Option 1) Man U win. You take £75 from Site A.
Option 2) Man U don't win (lose or draw). You take £75 from Site B.
Either option, you've spent £50 and gained £75. Net profit of £25. Granted the odds won't be stacked so obviously, but with opposing bets and half of it being "free", you're always going to gain a return that is greater than your own stake, but lower than your combined stake.
As for EULAs, I've never seen one that stops you from betting elsewhere on the same event. It's pretty much a defacto for spread betting anyway.
I automated the arbitrage via some python scripts to scrape the sites and a EJBs to run the logic years ago (I have degrees in Mathematics, Computational Statistics and Artificial Intelligence). And yes, I said "EJB"s. Site changes can futz me up for a while, but I get it back pretty quickly. I have to be careful to not bet too fast 'n hard, only placing a few a day otherwise I'll appear like a bot (it's still me doing it, the engine just takes the donkey work out; it lists possible bet combinations and I can still dig in if I want with the engine yanking back any hedging bets from the recent scrapes).
EULAs/Contracts? Most are just permutations on a theme, so it's pretty easy to have sets of "rules" that get loaded on a per-site/account basis and factored in (all done engine).

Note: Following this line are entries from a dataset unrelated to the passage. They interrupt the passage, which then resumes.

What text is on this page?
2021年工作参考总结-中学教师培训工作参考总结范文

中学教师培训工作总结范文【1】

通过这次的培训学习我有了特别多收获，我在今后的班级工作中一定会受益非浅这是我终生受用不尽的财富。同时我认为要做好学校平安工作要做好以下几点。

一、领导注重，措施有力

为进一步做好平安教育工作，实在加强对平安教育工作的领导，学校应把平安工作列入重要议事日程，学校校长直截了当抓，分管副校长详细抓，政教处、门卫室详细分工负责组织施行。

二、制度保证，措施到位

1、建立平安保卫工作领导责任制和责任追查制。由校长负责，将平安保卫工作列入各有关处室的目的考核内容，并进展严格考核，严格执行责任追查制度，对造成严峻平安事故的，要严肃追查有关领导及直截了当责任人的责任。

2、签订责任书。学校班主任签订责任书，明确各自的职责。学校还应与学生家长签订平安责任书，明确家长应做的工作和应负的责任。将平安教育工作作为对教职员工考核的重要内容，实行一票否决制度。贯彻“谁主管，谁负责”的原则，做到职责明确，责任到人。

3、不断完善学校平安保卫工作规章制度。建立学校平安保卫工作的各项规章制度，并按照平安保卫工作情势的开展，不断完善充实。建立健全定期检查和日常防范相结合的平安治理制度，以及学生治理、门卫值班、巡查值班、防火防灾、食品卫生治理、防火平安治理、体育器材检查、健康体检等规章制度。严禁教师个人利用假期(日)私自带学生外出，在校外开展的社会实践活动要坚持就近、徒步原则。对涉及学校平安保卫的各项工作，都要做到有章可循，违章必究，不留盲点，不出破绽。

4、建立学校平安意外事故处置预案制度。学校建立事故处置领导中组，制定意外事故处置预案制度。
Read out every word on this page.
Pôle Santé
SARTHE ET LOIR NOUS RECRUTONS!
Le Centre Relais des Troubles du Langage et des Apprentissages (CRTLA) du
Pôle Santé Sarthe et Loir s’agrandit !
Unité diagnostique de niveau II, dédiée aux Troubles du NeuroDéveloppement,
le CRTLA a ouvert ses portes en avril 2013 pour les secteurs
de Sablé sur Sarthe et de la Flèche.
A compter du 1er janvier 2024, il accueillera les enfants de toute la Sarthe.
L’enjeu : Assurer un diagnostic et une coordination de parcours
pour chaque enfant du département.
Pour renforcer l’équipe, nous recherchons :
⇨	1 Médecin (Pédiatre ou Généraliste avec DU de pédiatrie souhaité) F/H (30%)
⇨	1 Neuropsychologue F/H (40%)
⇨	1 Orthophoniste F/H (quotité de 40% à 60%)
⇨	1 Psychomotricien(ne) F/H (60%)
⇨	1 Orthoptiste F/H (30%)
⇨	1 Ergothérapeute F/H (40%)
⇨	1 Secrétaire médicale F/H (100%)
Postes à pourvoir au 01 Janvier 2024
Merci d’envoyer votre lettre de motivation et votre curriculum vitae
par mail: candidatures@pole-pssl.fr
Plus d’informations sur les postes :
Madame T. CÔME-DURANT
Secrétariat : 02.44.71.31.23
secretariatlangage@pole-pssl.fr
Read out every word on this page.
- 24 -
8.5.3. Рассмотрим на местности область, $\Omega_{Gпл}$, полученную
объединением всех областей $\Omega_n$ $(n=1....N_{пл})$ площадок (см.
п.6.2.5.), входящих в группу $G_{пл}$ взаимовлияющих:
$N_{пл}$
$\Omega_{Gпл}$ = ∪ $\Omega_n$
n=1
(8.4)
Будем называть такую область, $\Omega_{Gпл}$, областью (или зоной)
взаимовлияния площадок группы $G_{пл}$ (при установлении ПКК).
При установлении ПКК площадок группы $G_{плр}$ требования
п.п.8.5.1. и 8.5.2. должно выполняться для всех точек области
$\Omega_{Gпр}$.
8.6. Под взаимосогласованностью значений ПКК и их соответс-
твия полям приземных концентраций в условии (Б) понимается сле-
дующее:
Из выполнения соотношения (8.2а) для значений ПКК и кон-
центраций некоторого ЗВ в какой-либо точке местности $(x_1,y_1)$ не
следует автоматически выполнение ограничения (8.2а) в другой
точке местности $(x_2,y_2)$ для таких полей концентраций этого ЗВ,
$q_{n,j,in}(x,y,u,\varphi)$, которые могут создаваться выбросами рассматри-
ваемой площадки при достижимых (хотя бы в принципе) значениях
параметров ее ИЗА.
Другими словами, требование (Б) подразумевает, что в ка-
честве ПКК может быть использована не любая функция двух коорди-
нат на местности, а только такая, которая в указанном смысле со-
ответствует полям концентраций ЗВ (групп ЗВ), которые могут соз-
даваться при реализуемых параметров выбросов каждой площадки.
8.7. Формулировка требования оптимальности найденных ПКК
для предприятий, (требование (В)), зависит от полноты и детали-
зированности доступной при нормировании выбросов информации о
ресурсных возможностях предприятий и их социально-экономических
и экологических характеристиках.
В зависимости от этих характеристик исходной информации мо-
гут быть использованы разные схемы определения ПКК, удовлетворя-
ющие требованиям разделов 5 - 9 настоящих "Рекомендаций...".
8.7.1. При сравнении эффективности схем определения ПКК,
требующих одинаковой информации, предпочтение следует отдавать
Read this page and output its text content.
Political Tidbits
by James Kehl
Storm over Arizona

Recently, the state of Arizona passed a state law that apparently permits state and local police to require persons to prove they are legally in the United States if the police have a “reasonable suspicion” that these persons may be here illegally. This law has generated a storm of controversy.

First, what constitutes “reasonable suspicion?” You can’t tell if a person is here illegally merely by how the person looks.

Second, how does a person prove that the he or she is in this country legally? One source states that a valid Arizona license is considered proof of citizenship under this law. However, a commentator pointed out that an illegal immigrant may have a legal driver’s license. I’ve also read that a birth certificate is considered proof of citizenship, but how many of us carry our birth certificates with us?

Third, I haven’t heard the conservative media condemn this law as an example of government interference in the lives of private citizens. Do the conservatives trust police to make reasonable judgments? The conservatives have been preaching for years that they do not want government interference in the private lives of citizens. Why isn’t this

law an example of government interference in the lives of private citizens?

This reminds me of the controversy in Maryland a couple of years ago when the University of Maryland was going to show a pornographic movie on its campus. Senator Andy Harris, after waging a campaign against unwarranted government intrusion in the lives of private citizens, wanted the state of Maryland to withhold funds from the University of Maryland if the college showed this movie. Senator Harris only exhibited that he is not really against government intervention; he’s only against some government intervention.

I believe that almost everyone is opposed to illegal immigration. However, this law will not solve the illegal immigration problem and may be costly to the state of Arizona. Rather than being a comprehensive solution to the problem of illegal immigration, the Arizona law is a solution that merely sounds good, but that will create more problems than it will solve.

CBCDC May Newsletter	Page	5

Been running this since mid-2008. Won about £315k less costs (kit, connection, tax) so that's about £200k. Not bad for 2 and a bit years. And I still have the day job. I could reduce the tax liability, but I really can't be bothered. This is (almost) free money to me anyway.
I run a "fantasy bet" system letting it select the top 5 on a daily basis to see how it would run fully-automated. It's pretty good, but the heuristics are not yet up to matching a skilled human. When it is, I plan to run it for a few years, make enough to retire (I won't need much) and then open source everything. It's all built on F/OSS and this is my way of giving back.
There's only one problem with the system I'm using....I'm a dirty great liar too!